Book Review: Peter Senge's “The Necessary Revolution”

Book Review by Davinder Aulakh

The Necessary Revolution: How Individuals And Organizations Are Working Together to Create a Sustainable World does an excellent job of describing both the need to integrate sustainability into business strategy and the methods by which individuals and organizations can make this happen.  To do this, Peter Senge et. al. first lay the groundwork for subsequent sustainability discussions by making a powerful comparison of the ongoing Industrial Age to the internet bubble and times of irrational exuberance. 

Like all bubbles, the Industrial Age bubble cannot expand forever.  Many resources are not replenished by natural processes, or are being used or fouled at unsustainable rates.  If we continue on our current path with greenhouse gas emissions, for example, there will come a time when even an immediate cessation or severe reduction of worldwide carbon emissions will no longer be sufficient to avoid dramatic climate change.  When the Industrial Age bubble bursts, humanity and every other species will pay the price.

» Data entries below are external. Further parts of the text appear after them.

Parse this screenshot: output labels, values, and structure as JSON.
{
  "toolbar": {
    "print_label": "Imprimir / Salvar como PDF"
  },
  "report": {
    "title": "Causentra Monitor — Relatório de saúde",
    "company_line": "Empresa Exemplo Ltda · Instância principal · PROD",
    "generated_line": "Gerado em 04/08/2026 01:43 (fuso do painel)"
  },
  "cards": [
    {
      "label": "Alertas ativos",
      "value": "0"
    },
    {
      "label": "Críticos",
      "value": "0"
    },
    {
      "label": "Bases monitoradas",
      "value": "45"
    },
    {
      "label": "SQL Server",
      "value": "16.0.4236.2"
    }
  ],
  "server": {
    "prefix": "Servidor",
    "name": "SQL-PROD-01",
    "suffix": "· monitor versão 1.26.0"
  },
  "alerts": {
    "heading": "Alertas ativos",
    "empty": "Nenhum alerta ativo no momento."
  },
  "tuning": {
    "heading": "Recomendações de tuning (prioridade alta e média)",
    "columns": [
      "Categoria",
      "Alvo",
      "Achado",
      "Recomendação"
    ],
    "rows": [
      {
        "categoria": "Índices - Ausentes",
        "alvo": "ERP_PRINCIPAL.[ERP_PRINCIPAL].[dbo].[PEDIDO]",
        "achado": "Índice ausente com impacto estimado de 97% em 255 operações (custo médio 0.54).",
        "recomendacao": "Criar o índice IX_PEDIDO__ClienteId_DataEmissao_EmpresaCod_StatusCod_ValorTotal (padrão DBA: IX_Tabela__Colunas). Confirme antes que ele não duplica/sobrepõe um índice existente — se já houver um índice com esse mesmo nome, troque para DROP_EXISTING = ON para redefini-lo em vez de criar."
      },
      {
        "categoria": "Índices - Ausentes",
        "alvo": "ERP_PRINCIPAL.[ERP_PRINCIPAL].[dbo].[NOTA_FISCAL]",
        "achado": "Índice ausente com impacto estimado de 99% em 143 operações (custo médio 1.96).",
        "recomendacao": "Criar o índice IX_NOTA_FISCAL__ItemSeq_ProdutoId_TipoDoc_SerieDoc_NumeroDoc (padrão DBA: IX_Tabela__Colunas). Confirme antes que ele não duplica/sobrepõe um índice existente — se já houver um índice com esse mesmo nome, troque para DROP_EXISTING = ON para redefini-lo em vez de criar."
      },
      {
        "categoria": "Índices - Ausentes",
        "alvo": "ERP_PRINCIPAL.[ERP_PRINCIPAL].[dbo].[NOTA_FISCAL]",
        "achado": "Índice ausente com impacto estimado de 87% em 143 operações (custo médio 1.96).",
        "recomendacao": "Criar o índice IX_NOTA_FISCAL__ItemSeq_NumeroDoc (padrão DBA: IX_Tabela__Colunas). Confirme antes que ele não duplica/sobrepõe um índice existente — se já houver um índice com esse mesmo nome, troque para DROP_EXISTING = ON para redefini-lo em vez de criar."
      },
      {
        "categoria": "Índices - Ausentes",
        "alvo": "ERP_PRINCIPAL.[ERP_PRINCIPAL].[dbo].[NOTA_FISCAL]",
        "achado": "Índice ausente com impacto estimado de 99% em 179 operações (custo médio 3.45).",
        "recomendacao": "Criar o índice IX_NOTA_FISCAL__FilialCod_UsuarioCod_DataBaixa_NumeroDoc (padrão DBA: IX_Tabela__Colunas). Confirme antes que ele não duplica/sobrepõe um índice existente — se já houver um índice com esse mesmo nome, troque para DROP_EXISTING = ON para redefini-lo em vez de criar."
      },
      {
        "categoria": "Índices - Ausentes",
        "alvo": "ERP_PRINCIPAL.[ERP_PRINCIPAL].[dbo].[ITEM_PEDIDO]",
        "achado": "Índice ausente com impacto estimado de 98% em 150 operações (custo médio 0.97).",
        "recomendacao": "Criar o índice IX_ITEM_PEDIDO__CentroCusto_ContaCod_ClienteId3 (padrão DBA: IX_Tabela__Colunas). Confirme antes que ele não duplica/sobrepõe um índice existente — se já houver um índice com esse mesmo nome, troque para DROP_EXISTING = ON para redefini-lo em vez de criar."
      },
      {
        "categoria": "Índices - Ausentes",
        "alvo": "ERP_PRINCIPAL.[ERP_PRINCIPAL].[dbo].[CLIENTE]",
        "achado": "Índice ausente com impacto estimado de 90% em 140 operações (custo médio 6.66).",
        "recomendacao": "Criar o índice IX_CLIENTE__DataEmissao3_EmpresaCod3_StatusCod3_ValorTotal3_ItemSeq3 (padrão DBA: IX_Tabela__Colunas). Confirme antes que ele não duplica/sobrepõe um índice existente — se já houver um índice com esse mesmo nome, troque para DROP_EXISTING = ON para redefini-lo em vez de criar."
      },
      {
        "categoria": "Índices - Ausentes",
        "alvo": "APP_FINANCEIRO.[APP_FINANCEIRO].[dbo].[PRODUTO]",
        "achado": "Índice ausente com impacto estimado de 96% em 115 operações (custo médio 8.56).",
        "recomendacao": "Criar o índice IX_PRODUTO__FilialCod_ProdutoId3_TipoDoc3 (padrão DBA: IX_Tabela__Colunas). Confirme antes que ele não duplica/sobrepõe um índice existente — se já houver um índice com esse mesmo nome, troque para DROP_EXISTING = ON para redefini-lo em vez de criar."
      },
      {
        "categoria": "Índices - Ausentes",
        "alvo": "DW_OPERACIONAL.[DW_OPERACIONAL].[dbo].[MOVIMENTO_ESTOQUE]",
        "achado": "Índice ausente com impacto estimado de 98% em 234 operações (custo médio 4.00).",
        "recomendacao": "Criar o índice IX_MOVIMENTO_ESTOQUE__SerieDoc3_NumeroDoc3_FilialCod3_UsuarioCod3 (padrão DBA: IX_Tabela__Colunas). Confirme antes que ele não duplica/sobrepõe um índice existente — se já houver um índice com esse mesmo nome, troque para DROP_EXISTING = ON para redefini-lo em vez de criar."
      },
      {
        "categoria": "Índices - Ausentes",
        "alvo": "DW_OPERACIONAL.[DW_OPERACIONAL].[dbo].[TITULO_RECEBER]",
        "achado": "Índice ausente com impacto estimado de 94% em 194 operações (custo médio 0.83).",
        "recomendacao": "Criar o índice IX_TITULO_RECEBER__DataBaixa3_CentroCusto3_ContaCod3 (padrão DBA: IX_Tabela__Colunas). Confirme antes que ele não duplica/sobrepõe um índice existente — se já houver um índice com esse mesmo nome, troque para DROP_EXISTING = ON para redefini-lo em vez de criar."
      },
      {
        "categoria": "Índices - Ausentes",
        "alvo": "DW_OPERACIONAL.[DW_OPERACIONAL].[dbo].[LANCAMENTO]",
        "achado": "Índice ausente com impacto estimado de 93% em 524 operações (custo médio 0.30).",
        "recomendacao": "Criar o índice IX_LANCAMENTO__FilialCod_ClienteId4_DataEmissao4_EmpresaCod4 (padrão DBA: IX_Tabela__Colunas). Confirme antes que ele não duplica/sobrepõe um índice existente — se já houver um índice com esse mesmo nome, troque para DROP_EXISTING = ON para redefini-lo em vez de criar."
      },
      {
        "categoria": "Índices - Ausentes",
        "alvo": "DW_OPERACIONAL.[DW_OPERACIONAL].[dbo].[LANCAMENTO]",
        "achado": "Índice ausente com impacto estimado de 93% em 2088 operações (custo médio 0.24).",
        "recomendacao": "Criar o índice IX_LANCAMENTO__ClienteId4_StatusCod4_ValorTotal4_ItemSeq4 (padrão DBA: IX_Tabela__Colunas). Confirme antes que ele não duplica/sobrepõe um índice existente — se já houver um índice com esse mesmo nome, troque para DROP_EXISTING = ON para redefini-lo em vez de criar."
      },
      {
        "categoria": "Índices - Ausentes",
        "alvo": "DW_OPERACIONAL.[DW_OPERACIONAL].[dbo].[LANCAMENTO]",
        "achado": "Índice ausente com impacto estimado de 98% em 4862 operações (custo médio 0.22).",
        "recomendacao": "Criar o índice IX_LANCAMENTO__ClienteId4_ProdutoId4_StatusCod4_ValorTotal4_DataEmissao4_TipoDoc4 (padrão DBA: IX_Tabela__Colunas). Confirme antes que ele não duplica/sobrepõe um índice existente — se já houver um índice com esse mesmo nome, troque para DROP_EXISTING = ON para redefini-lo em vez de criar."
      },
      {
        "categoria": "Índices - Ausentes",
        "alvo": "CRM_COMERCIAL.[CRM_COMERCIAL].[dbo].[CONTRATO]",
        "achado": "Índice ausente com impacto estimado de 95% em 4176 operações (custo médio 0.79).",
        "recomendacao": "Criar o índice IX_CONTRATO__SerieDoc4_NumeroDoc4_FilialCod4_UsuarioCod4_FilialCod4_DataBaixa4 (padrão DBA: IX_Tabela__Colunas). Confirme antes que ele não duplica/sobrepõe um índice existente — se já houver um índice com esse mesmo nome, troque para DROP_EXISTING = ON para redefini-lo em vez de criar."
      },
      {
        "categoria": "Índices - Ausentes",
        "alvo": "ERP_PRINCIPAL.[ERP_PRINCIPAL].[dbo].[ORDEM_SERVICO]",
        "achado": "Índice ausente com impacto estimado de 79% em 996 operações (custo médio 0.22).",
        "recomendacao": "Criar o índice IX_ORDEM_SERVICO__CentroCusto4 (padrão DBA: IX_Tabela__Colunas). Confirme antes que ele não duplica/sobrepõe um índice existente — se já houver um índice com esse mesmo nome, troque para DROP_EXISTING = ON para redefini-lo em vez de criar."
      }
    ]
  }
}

However, Senge is optimistic; he writes that not all hope is lost – far from it!  A social sustainability awakening is occurring, and it poses risks and opportunities for individuals and organizations of all types.  In addition to “doing the right thing,” those businesses that integrate sustainability into their business strategies will be poised to achieve competitive advantages relative to more reluctant competitors.  In fact, The Necessary Revolution presents memorable case studies demonstrating that many organizations have already secured these advantages.  

As a bonus to readers directly affiliated with businesses, Senge presents, and then elaborates on, a number of guiding principles to help us think about sustainability in a business context and how to integrate sustainability into our business decisions.  In particular, systems-based thinking, collaboration, and proactive creation of desired outcomes are recurrent themes throughout the book.  Senge elaborates on these themes at great length, and provides a number of helpful analytical toolkits for readers who might otherwise struggle with how to implement his suggestions.

Due to its emphasis on systems-based thinking, The Necessary Revolution generally eschews short-term solutions to problems, favoring instead a longer term, life cycle approach, which is best effectuated through a proactive, collaborative mentality.  Senge takes care throughout to explain not just the rationale and structure of sustainability goals, but also how to achieve them.  For this reason, his book substantially advances the state of sustainability literature.

Despite its strengths, The Necessary Revolution would benefit from more explicit consideration of ”marginal” business cases, e.g., where the business benefits of sustainability are arguably not large relative to the direct and indirect costs of implementing sustainability, or where the industry function performed by the company itself is not sustainable.  Further, although not a serious flaw, time-pressed business readers are likely to gloss over some important points made in the text due to the length of the book.  The Necessary Revolution is a great compendium of information on a variety of subjects, but a truncated “salient points” version might be more valuable to overworked executives.